La présidente du tribunal a désigné M. A pour statuer sur les demandes de référé.
Considérant ce qui suit :
1. Aux termes de l’article L. 521-1 du code de justice administrative : « Quand une décision administrative, même de rejet, fait l’objet d’une requête en annulation ou en réformation, le juge des référés, saisi d’une demande en ce sens, peut ordonner la suspension de l’exécution de cette décision, ou de certains de ses effets, lorsque l’urgence le justifie et qu’il est fait état d’un moyen propre à créer, en l’état de l’instruction, un doute sérieux quant à la légalité de la décision. ». Aux termes de l’article L. 522-1 du même code : « Le juge des référés statue au terme d’une procédure contradictoire écrite ou orale.

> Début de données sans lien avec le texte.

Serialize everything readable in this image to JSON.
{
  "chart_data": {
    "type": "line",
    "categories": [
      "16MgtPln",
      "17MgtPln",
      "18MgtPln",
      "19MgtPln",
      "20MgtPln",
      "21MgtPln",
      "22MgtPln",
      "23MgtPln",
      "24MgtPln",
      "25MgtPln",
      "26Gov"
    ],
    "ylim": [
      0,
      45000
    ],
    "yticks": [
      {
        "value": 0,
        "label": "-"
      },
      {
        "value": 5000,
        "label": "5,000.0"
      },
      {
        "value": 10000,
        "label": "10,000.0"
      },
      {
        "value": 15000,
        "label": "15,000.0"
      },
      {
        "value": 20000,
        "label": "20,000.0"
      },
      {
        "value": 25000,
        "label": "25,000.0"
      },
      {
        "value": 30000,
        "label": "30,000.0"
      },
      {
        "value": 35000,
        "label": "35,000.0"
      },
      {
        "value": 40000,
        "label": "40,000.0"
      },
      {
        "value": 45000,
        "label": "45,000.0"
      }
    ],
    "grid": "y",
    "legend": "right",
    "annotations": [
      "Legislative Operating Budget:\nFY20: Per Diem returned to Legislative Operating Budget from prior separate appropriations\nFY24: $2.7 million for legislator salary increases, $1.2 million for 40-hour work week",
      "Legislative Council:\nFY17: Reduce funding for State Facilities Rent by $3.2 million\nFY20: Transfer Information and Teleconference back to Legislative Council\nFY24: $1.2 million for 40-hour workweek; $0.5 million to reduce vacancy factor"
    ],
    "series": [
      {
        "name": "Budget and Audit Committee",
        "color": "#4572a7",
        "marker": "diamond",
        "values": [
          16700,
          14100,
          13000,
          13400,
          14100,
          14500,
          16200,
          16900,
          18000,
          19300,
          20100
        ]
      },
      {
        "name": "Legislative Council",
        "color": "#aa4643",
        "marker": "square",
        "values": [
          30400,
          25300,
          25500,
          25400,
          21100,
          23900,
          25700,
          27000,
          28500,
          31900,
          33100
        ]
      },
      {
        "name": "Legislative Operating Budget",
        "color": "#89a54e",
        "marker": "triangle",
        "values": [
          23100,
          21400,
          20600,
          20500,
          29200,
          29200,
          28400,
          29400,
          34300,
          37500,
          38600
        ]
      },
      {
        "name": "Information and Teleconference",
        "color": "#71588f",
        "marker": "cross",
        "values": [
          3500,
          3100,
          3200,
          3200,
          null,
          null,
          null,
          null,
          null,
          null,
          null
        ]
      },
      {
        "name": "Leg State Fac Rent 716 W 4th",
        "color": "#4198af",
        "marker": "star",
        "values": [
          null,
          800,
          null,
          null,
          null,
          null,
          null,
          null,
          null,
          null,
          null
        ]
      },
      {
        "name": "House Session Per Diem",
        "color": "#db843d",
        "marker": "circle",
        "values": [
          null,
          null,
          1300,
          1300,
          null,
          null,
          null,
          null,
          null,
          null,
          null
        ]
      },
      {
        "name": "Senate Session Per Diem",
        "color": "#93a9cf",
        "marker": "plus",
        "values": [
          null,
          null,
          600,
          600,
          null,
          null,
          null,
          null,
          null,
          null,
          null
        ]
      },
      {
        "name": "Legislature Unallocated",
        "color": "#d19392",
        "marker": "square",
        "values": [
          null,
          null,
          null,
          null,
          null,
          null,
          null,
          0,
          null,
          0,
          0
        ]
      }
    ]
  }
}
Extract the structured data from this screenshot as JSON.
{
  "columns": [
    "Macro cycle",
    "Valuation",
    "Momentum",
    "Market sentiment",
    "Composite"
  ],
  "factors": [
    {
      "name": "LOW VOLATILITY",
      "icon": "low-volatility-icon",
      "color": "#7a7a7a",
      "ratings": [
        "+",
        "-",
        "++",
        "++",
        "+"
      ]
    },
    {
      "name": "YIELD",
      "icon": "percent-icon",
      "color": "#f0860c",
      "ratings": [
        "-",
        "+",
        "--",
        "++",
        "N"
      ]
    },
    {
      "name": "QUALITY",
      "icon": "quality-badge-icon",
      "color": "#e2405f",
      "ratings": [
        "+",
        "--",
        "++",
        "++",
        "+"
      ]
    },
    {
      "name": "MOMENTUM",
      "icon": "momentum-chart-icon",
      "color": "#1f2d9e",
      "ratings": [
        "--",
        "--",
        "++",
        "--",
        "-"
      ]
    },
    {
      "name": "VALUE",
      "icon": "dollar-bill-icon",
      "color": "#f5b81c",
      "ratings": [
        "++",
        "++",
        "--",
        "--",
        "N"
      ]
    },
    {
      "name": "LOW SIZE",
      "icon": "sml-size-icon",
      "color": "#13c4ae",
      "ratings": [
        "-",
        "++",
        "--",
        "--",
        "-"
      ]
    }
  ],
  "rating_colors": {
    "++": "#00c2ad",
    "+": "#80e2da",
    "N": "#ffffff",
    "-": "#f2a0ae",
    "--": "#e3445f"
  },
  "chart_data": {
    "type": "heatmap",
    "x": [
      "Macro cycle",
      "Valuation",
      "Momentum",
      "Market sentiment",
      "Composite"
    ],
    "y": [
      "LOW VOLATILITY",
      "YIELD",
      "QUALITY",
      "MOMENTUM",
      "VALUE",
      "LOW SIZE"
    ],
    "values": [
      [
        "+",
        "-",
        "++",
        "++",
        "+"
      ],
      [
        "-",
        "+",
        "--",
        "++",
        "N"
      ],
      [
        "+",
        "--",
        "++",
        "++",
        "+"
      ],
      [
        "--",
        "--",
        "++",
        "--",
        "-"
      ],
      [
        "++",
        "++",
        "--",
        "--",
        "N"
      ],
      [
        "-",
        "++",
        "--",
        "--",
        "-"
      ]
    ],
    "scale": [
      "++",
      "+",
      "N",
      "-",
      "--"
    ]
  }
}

Lorsqu’il lui est demandé de prononcer les mesures visées aux articles L. 521-1 et L. 521-2, de les modifier ou d’y mettre fin, il informe sans délai les parties de la date et de l’heure de l’audience publique (). ». L’article L. 522-3 de ce même code dispose : « Lorsque la demande ne présente pas un caractère d’urgence ou lorsqu’il apparaît manifeste, au vu de la demande, que celle-ci ne relève pas de la compétence de la juridiction administrative, qu’elle est irrecevable ou qu’elle est mal fondée, le juge des référés peut la rejeter par une ordonnance motivée sans qu’il y ait lieu d’appliquer les deux premiers alinéas de l’article L. 522-1 ».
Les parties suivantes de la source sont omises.